Next 10′S Green Innovation Index

Publication Date
Author
Dana Hull
Source
Silicon Beat: the tech blog of the Mercury News
Year Published
2013

The 2013 “California Green Innovation Index,” released Tuesday by the nonprofit policy group Next 10, finds that jobs in the “Core Clean Economy” totaled 176,000 as of January 2011. The Bay Area, including Silicon Valley, boasts 52,555 clean energy jobs, or 30 percent of the state’s total.

The bulk of the state’s green jobs are in services, such as environmental consulting and green marketing. But green job growth can be found across clean tech sectors, from advanced materials to the smart grid.

“Jobs in the clean economy are at pre-recession levels,” said Doug Henton of Collaborative Economics, who prepared the report for Next 10.
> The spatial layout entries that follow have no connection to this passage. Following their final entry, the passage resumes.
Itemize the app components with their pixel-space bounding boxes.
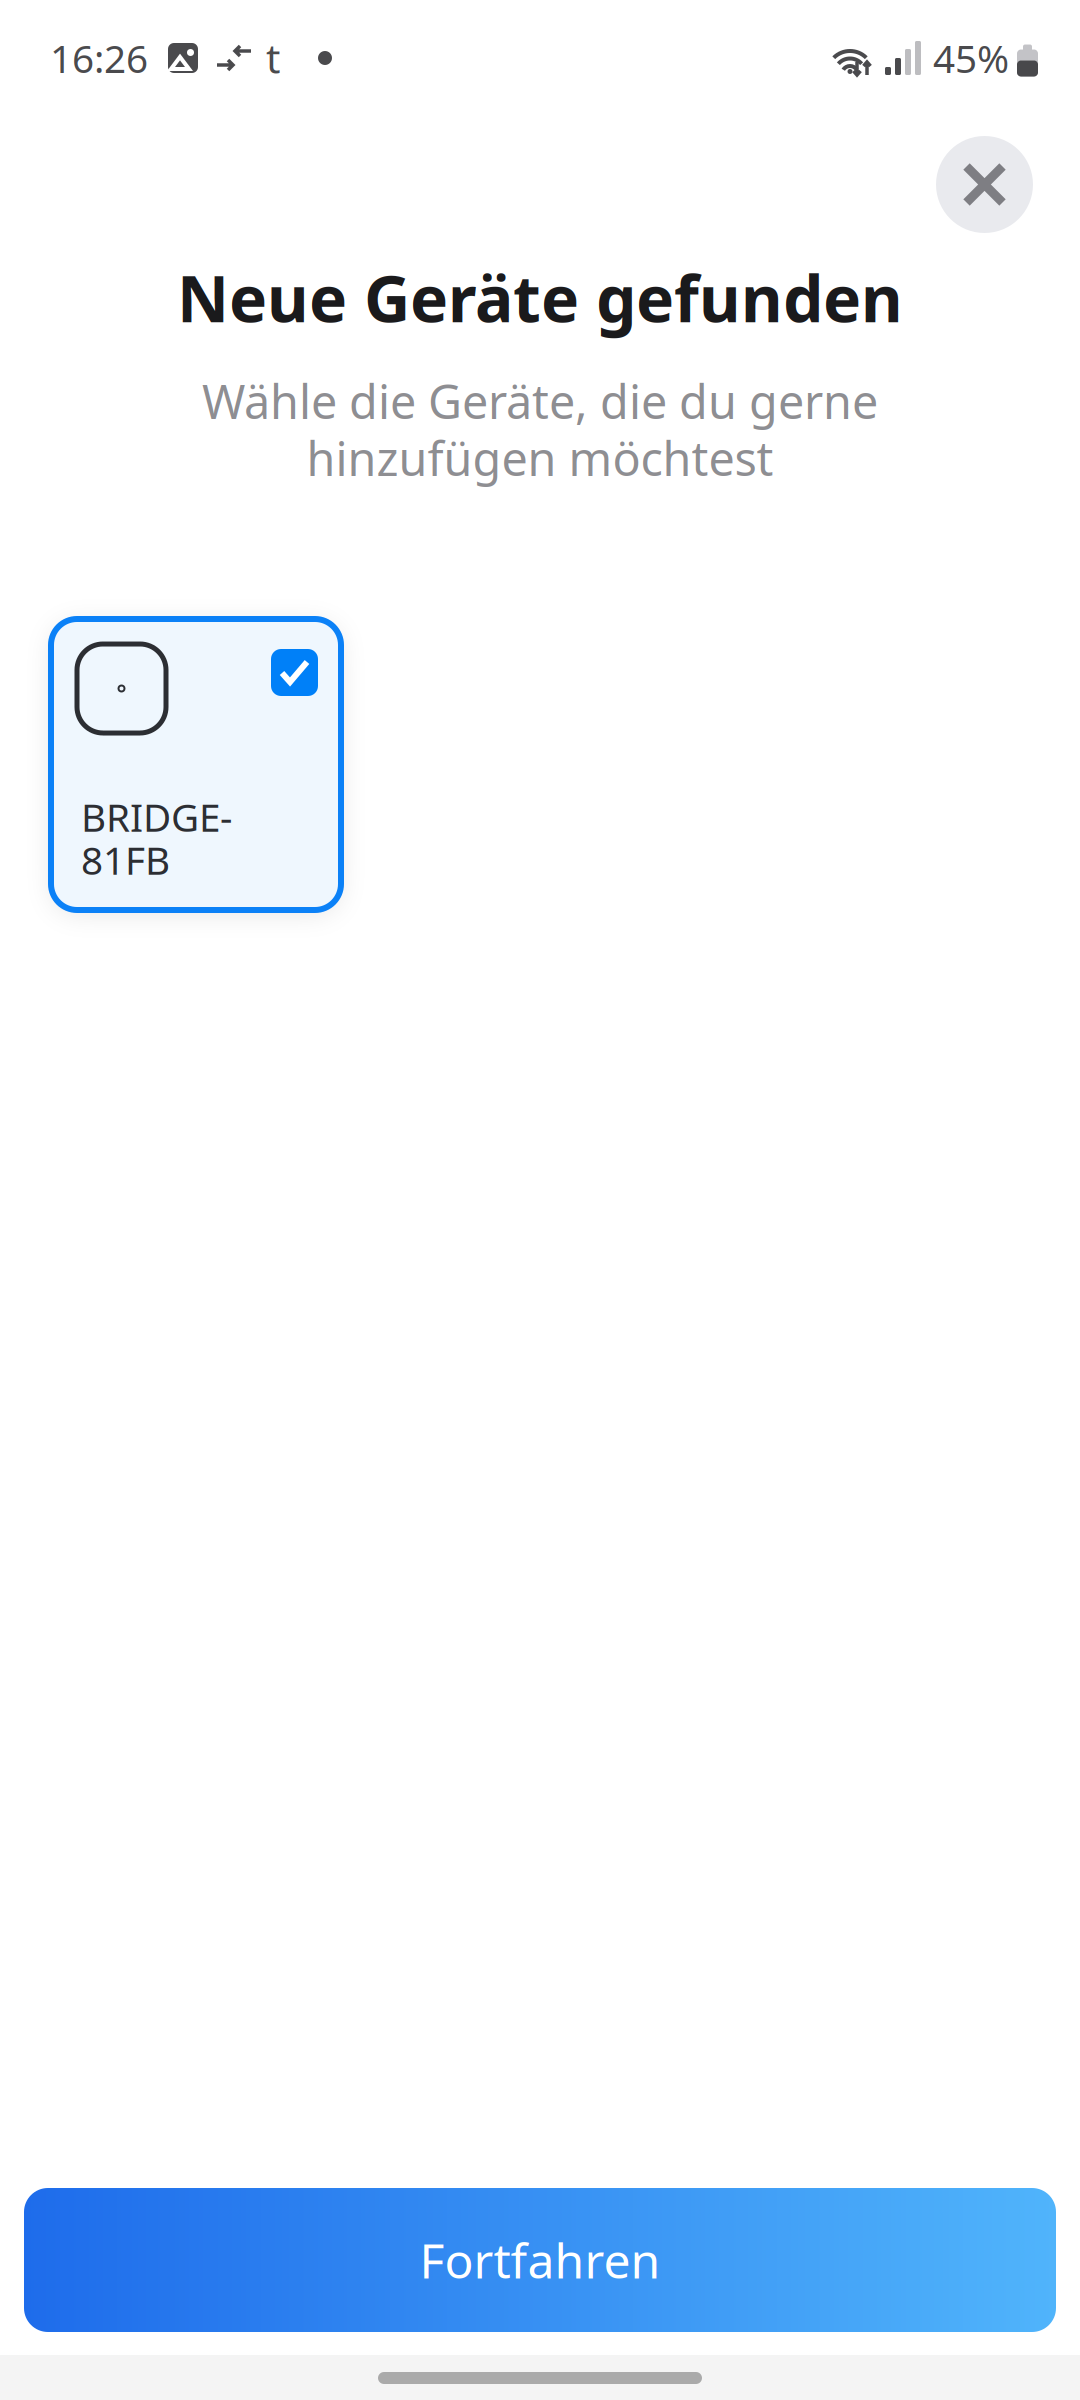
staticText: 81FB [81,834,170,885]
staticText: Fortfahren [420,2228,660,2292]
button[interactable]: BRIDGE- [51,619,341,910]
staticText: 16:26 [50,32,148,84]
button[interactable]: Close [936,136,1033,233]
staticText: Wähle die Geräte, die du gerne [202,370,878,432]
staticText: BRIDGE- [81,791,232,842]
staticText: hinzufügen möchtest [306,427,774,489]
staticText: Neue Geräte gefunden [177,255,903,340]
staticText: 45% [933,32,1009,84]
staticText: t [266,31,280,84]
button[interactable]: Fortfahren [24,2188,1056,2332]
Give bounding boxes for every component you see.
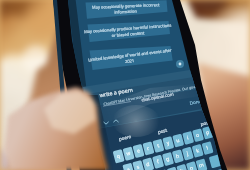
button[interactable]: Phone screen [0, 0, 250, 170]
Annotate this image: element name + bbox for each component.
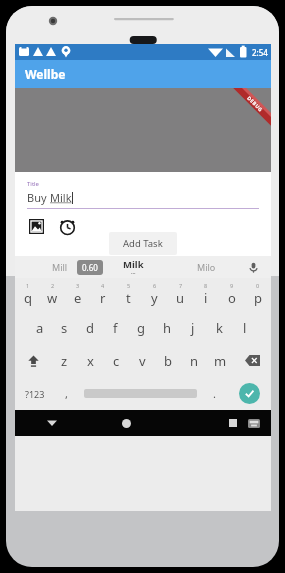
staticText: z [61,352,68,370]
button[interactable]: 9 [219,278,245,311]
staticText: x [87,352,94,370]
button[interactable]: 8 [193,278,219,311]
button[interactable]: a [27,311,52,344]
staticText: 9 [230,282,234,289]
button[interactable]: Back [15,410,89,436]
button[interactable]: 3 [65,278,90,311]
staticText: v [139,352,146,370]
staticText: c [113,352,120,370]
staticText: Add Task [123,237,163,250]
button[interactable]: v [129,344,155,377]
button[interactable]: Voice input [243,256,263,278]
button[interactable]: 0 [245,278,271,311]
staticText: 2:54 [252,47,268,58]
button[interactable]: h [154,311,180,344]
staticText: k [216,319,223,337]
button[interactable]: Wellbe [15,60,271,88]
button[interactable]: Milo [170,256,243,278]
button[interactable]: Home [89,410,163,436]
button[interactable]: Switch keyboard [237,410,271,436]
staticText: Milk [50,190,72,205]
staticText: n [190,352,199,370]
staticText: l [243,319,247,337]
staticText: . [213,386,216,401]
staticText: 3 [76,282,80,289]
staticText: u [176,289,185,307]
staticText: r [100,289,106,307]
button[interactable]: 6 [141,278,167,311]
staticText: 6 [153,282,157,289]
button[interactable]: Add image [27,217,45,235]
button[interactable]: 4 [90,278,115,311]
staticText: Milo [197,261,216,273]
staticText: y [151,289,158,307]
button[interactable]: z [52,344,77,377]
button[interactable]: Add Task [109,232,177,255]
staticText: s [61,319,68,337]
staticText: 5 [127,282,131,289]
button[interactable]: ?123 [15,377,54,410]
staticText: 0.60 [82,262,98,273]
staticText: i [204,289,208,307]
button[interactable]: x [77,344,103,377]
button[interactable]: Done [227,377,271,410]
staticText: q [24,289,32,307]
button[interactable]: , [54,377,79,410]
button[interactable]: c [103,344,129,377]
staticText: b [164,352,172,370]
button[interactable]: 5 [115,278,141,311]
button[interactable]: k [206,311,232,344]
button[interactable]: Backspace [233,344,271,377]
button[interactable]: l [232,311,258,344]
button[interactable]: 2 [40,278,65,311]
staticText: h [163,319,172,337]
button[interactable]: d [77,311,102,344]
staticText: f [113,319,118,337]
button[interactable]: s [52,311,77,344]
staticText: DEBUG [246,95,265,114]
button[interactable]: f [102,311,128,344]
staticText: ?123 [25,388,45,400]
button[interactable]: . [202,377,227,410]
staticText: Mill [52,261,68,273]
staticText: , [65,386,68,401]
staticText: 2 [51,282,55,289]
button[interactable]: 7 [167,278,193,311]
staticText: 1 [26,282,30,289]
staticText: d [86,319,94,337]
button[interactable]: Recents [163,410,237,436]
staticText: Title [27,180,39,188]
staticText: j [191,319,195,337]
staticText: t [126,289,131,307]
staticText: g [137,319,145,337]
staticText: w [47,289,58,307]
staticText: 4 [101,282,105,289]
button[interactable]: j [180,311,206,344]
button[interactable]: Mill [23,256,97,278]
staticText: ••• [131,271,136,276]
staticText: Wellbe [25,66,66,82]
button[interactable]: b [155,344,181,377]
button[interactable]: Shift [15,344,52,377]
staticText: m [214,352,227,370]
button[interactable]: m [207,344,233,377]
staticText: Buy [27,190,50,205]
button[interactable]: g [128,311,154,344]
staticText: o [228,289,236,307]
staticText: 7 [179,282,183,289]
button[interactable]: Space [79,377,202,410]
staticText: p [254,289,262,307]
staticText: e [74,289,82,307]
staticText: 0 [256,282,260,289]
staticText: a [36,319,44,337]
staticText: Milk [123,258,144,271]
button[interactable]: Set reminder [57,216,77,236]
button[interactable]: 1 [15,278,40,311]
button[interactable]: Milk [97,256,170,278]
button[interactable]: n [181,344,207,377]
staticText: 8 [204,282,208,289]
Tracking green job growth can be difficult because there are several different ways to define “green jobs” and the “green economy.” Collaborative Economics defines green jobs and businesses as those that conserve energy and natural resources, reduce pollution, re-purpose waste and provide alternatives to carbon-based energy sources. The firm scours employment databases and then reached out to individual companies in an effort to quantify the actual number of jobs created.

The report also found that clean technology patent registrations in California increased by 26 percent between 2010 and 2011 and noted that while venture capital funding for clean tech is down, corporate investors are getting increasingly involved in the sector.